York University introduces a comprehensive social procurement policy

Carol McAulay, vice-president finance and administration, issues the following announcement to the York University community:

I am pleased to announce that following the December Board of Governors meeting, York University is now one of Canada’s first universities to have a comprehensive social procurement policy.

York's Social Procurement Policy supports the foundational pillars of accessibility, connectedness, excellence and impact, and reflects its values as a university.

Social procurement considers how procurement – the process of buying goods and services – can positively impact the social well-being of our surrounding communities and assist to reduce poverty, promote economic and social inclusion, and support local economic development and social enterprise.

The policy establishes the framework of values and principles for enhancing community impact and gives direction to staff in approaching procurement. The policy:

  • Provides opportunities to address economic disadvantage by promoting equal opportunity and inclusion and removing barriers to those goals experienced by equity seeking communities and others who disproportionately experience unemployment or underemployment and discrimination;
  • Aspires to build a culture of social procurement at the University;
  • Leverages the University’s purchasing processes to benefit local economies;
  • Establishes an effective balance between equity goals, accountability, transparency and efficiency;
  • Complies with all applicable laws, including government trade agreements and directives, laws and policies, including the Ontario Human Rights Code;
  • Integrates with York University’s vision and policies and its role as an anchor institution to create a responsible and sustainable supply chain process.

York’s Social Procurement principles are already being implemented in several construction projects. These include:

  • Washroom renovations and upgrades across the University are scheduled to begin shortly requiring bidders to use a specified percentage of labour from our local communities.
  • Renovations, as well as mechanical and electrical upgrades are planned for the Hilliard & Wood residences on the Glendon Campus. The successful contractor must commit to no less than four multidisciplinary (electrical, plumbing, carpentry, etc.) apprentices from the local area.
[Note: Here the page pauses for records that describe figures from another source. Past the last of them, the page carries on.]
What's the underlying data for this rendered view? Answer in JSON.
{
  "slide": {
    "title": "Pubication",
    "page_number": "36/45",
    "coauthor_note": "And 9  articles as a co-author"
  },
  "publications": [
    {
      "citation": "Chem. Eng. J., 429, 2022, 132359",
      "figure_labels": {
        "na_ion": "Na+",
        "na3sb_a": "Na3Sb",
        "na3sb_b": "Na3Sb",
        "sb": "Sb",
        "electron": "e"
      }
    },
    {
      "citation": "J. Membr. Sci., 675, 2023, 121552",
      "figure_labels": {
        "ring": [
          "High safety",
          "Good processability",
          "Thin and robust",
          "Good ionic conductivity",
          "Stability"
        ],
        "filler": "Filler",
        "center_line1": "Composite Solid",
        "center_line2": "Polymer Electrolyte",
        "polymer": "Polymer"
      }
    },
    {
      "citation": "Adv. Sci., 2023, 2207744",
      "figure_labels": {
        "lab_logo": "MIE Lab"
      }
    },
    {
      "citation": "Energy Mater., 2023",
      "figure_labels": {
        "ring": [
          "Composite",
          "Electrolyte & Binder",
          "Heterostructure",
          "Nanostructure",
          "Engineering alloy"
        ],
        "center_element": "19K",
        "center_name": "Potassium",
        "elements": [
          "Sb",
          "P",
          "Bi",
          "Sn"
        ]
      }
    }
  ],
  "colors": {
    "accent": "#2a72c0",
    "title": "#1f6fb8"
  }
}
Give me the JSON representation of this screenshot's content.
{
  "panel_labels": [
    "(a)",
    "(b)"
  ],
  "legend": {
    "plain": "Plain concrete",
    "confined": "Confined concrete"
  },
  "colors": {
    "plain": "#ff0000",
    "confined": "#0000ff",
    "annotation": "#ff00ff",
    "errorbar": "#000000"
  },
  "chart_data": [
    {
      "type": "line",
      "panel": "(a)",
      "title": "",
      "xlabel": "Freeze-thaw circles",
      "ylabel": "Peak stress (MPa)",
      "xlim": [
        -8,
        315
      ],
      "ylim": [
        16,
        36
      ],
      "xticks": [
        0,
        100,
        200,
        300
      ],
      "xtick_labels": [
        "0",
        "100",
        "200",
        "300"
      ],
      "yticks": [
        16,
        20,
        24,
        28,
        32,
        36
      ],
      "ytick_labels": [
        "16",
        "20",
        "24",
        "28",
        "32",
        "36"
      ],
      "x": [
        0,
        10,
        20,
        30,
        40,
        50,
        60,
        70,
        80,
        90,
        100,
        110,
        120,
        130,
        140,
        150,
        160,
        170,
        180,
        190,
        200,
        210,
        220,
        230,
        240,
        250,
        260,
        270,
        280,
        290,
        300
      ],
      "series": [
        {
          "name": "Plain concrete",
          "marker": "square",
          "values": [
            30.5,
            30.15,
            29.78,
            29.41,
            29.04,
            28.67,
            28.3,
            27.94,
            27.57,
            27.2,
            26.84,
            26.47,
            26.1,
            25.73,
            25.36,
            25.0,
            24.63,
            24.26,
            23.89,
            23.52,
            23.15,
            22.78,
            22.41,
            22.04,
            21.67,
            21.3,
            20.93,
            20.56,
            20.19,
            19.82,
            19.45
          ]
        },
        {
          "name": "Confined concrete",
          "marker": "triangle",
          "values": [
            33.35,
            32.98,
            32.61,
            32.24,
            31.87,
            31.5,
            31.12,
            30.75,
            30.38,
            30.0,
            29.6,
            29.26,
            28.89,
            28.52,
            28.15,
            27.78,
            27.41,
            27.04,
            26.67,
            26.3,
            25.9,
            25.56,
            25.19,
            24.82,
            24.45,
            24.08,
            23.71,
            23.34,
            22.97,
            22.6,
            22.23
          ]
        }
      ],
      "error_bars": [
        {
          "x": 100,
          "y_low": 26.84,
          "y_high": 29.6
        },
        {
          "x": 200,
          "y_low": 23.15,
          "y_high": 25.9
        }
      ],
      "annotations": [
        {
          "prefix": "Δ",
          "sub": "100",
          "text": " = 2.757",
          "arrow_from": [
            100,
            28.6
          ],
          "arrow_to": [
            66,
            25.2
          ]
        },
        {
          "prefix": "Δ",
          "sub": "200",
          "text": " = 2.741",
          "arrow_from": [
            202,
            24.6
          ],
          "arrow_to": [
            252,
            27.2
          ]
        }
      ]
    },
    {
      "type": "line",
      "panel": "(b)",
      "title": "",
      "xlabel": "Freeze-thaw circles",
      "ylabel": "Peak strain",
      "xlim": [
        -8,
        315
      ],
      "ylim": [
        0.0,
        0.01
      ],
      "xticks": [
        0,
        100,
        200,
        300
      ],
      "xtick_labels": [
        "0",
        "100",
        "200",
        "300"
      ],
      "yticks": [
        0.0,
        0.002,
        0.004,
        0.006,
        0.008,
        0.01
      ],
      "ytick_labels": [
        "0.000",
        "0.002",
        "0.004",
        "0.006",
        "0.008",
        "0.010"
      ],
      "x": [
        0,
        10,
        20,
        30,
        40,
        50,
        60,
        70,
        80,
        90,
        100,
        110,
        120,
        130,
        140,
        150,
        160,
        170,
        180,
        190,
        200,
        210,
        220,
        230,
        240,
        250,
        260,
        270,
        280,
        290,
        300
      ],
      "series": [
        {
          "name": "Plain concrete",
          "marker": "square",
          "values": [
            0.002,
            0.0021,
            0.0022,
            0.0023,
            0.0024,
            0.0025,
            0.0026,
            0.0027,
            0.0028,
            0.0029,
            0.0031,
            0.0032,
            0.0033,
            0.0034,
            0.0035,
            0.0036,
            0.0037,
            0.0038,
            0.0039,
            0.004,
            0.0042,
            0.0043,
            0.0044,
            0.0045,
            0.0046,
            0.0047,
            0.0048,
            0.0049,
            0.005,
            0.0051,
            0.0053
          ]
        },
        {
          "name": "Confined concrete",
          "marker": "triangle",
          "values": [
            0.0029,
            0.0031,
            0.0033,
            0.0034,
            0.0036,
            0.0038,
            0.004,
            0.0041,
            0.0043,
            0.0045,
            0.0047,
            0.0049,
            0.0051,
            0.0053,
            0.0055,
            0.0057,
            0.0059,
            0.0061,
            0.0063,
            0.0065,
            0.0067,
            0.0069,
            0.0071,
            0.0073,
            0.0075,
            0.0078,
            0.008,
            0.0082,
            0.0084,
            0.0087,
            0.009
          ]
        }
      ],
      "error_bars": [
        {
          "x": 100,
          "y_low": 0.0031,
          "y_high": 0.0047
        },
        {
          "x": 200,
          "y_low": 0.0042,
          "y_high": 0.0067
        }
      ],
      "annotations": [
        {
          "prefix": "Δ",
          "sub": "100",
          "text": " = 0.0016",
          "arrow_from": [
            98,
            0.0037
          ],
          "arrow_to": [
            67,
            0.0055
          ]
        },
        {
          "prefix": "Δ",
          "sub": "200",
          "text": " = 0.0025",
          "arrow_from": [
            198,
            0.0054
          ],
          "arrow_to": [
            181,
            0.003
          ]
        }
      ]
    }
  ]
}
Those selected in the apprenticeship programs must be from equity-seeking communities as well as social enterprises chosen from the following postal codes: M3N, M3J, M3L & M3M.

I  would like to thank everyone who was instrumental in developing the policy and who worked diligently towards getting it approved by the board.

I believe together we can leverage York’s purchasing power to advance the long-term health and vitality of our communities and recognize the positive social impact of our procurement processes.